A fire extinguisher is a portable appliance for putting out small fires. Extinguishers work either
by cooling or by depriving the fire of oxygen (as typified by the simplest, a bucket of water or bucket of sand), and
most do both. The now-obsolete soda-acid extinguisher contains
a sodium bicarbonate solution and a small,
stoppered bottle of sulfuric acid;
depression of a plunger shatters the bottle, mixing the chemicals so that carbon dioxide (CO2) gas
is generated, forcing the water out of the nozzle.
|Multipurpose dry powder fire extinguisher. When the
striker knock is struck, carbon dioxide gas in the main cylinder escapes
through the nozzle, carrying the charge of fire-killing dry powder
to the fire. The powder works by physically restricting the oxygen
supply to the flame and by chemically and physically combining with
the hot combustible materials supporting the flame.

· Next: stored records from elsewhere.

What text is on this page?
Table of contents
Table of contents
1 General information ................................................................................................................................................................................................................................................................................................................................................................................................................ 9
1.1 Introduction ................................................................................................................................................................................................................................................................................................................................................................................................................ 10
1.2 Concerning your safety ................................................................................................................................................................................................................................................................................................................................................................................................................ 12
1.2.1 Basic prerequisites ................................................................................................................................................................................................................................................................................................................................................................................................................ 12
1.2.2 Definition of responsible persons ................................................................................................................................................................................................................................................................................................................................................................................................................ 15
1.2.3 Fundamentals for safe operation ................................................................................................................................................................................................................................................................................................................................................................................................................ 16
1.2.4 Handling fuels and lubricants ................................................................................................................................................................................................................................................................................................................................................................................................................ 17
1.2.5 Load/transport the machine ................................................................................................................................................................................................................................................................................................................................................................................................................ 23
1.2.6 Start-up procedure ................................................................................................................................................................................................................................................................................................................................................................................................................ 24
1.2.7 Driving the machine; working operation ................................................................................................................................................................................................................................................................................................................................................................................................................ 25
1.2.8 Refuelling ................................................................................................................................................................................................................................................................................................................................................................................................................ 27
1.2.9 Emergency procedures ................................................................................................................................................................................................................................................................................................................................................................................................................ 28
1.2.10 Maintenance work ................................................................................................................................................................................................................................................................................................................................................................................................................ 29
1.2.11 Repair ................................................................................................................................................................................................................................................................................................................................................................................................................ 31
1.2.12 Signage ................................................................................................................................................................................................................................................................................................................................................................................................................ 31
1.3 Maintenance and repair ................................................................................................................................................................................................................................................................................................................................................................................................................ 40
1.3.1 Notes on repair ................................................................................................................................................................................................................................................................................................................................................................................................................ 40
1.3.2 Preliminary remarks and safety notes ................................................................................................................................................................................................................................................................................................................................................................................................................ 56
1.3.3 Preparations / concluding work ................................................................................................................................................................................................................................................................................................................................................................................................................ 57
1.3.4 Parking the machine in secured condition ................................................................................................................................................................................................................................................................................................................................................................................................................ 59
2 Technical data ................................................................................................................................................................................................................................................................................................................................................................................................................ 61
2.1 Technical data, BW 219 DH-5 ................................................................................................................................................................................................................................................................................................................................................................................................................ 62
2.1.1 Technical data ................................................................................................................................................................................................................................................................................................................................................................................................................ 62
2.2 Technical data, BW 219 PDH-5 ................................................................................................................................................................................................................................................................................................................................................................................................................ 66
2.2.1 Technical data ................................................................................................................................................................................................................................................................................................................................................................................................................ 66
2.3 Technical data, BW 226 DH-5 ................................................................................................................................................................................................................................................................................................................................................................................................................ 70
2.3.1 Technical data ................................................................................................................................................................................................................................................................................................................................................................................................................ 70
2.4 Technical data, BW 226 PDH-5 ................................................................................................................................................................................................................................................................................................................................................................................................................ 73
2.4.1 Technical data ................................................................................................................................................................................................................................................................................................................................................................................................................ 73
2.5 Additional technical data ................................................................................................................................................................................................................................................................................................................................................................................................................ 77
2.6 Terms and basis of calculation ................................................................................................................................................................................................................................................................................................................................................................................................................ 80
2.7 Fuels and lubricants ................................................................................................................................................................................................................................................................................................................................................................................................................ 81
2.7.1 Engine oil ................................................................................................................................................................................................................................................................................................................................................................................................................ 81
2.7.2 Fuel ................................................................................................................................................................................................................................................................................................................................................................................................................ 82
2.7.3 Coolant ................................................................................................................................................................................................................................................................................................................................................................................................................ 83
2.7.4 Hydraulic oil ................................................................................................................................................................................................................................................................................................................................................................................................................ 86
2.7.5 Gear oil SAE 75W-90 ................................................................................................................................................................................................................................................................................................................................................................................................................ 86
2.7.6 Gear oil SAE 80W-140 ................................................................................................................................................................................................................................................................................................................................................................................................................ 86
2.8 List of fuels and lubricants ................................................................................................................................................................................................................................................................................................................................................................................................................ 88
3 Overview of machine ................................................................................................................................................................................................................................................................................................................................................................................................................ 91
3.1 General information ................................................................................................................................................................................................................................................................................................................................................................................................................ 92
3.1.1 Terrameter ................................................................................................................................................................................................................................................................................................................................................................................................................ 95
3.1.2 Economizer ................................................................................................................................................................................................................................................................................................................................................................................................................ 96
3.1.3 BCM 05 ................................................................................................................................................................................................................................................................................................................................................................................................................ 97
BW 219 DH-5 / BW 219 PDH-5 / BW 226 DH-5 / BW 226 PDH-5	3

The safer and more reliable modern water extinguisher utilizes
a pressure charge of carbon dioxide gas. When the charge is ruptured, the
expanding gas immediately expels a powerful jet or spray of water. Foam
extinguishers employ a foaming agent (usually animal protein or
certain detergents) and an aerating agent: they are effective against oil
files, as they float on the surface. Carbon dioxide extinguishers provide a smothering blanket of CO2; and dry chemical
extinguishers provide a powder of mainly sodium bicarbonate, from
which the fire's heat generates CO2.